PT180M Serves 8 1 whole chicken 2 tablespoons Mexican oregano 4 Pasilla peppers 1 lb. tomatillos, husked, washed, cut in half 1 cup roughly chopped cilantro 1 cup chicken or vegetable stock

Authentic Mexican Tamales

Authentic Mexican Tamales are a culinary treat. Don’t let them scare you, I have an easy to follow technique that will be full proof.  You can also use your imagination to stuff the Mexican Tamales with your favorite flavor or cheese. With a little planning, you can have this traditional treat at hand. Start the tamales the night before, setting the husks to soak overnight. The next day, mix the masa marina with some chicken stock, lard, salt and baking powder. Lay the mixture onto the husks along with shredded meat, wrap and steam them in a rack. It’s a perfect project for the intermediate home cook, hoping to broaden a skill set. Top with your favorite sauce, red chili or chili verde.

 

Authentic Mexican Tamales

Chicken Filling:

1 whole chicken

2 tablespoons Mexican oregano

1 tablespoon kosher salt

1/2 teaspoon black pepper

Olive oil

Clean and season chicken with all the ingredients. Place in a baking pan and roast on 425 degrees for 1 to 1 1/2 hours until it reaches I70 degrees internally. When it has cooled shred the chicken.

 

Tomatilla Sauce

4 Pasilla peppers

1 jalapeño

1 lb. tomatillos, husked, washed, cut in half

3 medium cloves of garlic, smashed and peeled

1 cup roughly chopped cilantro

1 cup chicken or vegetable stock

2 tablespoons lime juice

1 tablespoon kosher salt

Preheat broiler. Roast Pasilla peppers and jalapeño directly over the flame of a gas stove, grill, or under a hot broiler, turning occasionally, until skin is completely charred and blackened all over. Place in a bowl, cover with plastic wrap, and let stand until cool enough to handle, 10-15 minutes. Using a paper towels, run off charred skins, then stem and seeds. Transfer to blender jar.
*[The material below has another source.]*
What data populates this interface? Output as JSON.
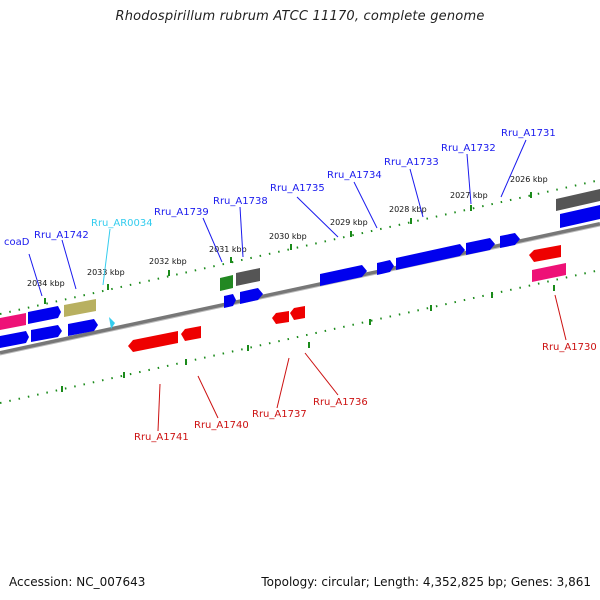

Meanwhile, place tomatillos on a baking sheet, cut side down. Broil until tomatillos have charred and softened, about 10 minutes. Transfer to the blender, along with the peppers.

Add the garlic, cilantro, chicken stock and lime juice and puree until smooth.  Transfer also to a large bowl and season with salt and sugar to taste.  Add 1 cup of sauce to the shredded chicken and set aside. 

Tamale Dough

1 pound lard or vegetable shortening

1 teaspoons baking powder

1 teaspoon salt

2.5 pounds ground masa

1 to 2 cups chicken broth or vegetable broth

1/2 cup chili verde sauce (for chicken and cheese tamales)

Place 1 pound of lard in a large stand mixer and mix until fluffy, scraping sides so the lard stays in the center of the mixing bowl.

Add baking powder and the salt to the lard and mix together again until incorporated.

Add the masa a bit at a time and mix together, slowly add the broth and half the chile verde sauce, if using, to the masa and mix until combined. The mixture should be about the consistency of smooth peanut butter. Add more broth as necessary. Test the masa by taking a small piece (1/2 teaspoon) and dropping it into a cup of warm water. If it floats it is ready; if it sinks, add a little more lard, beat for another minute and test it again. Repeat this process until the masa floats. Pour the masa mixture into a bigger bowl.

Cover the masa and set aside while you prepare your filling of choice.

CORN HUSKS:

Soak corn husks in water for an hour before using, rinse well with running water to take off any dust or corn husk fibers. To keep corn husks pliable and easy to work with, keep in water while filling tamales. Place a handful of wet corn husks in a colander to drain before using.

SPREAD MASA:

Place the wide end of the husk on the palm of your hand, narrow end is at the top. Starting at the left side of the husk spread 2 tablespoons of the masa with the back of a spoon in a rectangle or oval shape, using a downward motion towards the wide-bottom edge. It should measure 3-4 inches across and 5-6 inches from the top of the husk depending on the size of the husk.

FILL CORN HUSKS:

Spoon 1½ tablespoons of your chosen filling down the center of the masa. Fold the left side over onto itself to the edge of the masa on the right and roll; finish off by bringing the pointed end of the husk toward the filled end. Make sure it’s a snug closure so the tamale will not open during steaming. Secure by tying a thin strip of corn husk around the tamale. This will keep the tamale from unwrapping during the steaming process, especially if the husk is too thick and will not stay folded.

STEAM TAMALES:

Use a deep pot with a strainer or tamale steamer to steam tamales.  Place tamales upright, with fold against the sides of the other tamale to keep them from unfolding. Cover pot with a tightly fitting lid. Set heat on high and bring to a boil. Lower heat and simmer for 1-1½ hours. Keep lid on tightly. To test if done, put one tamale on a plate and take off the corn husk. If it comes off without sticking to the husk they are done.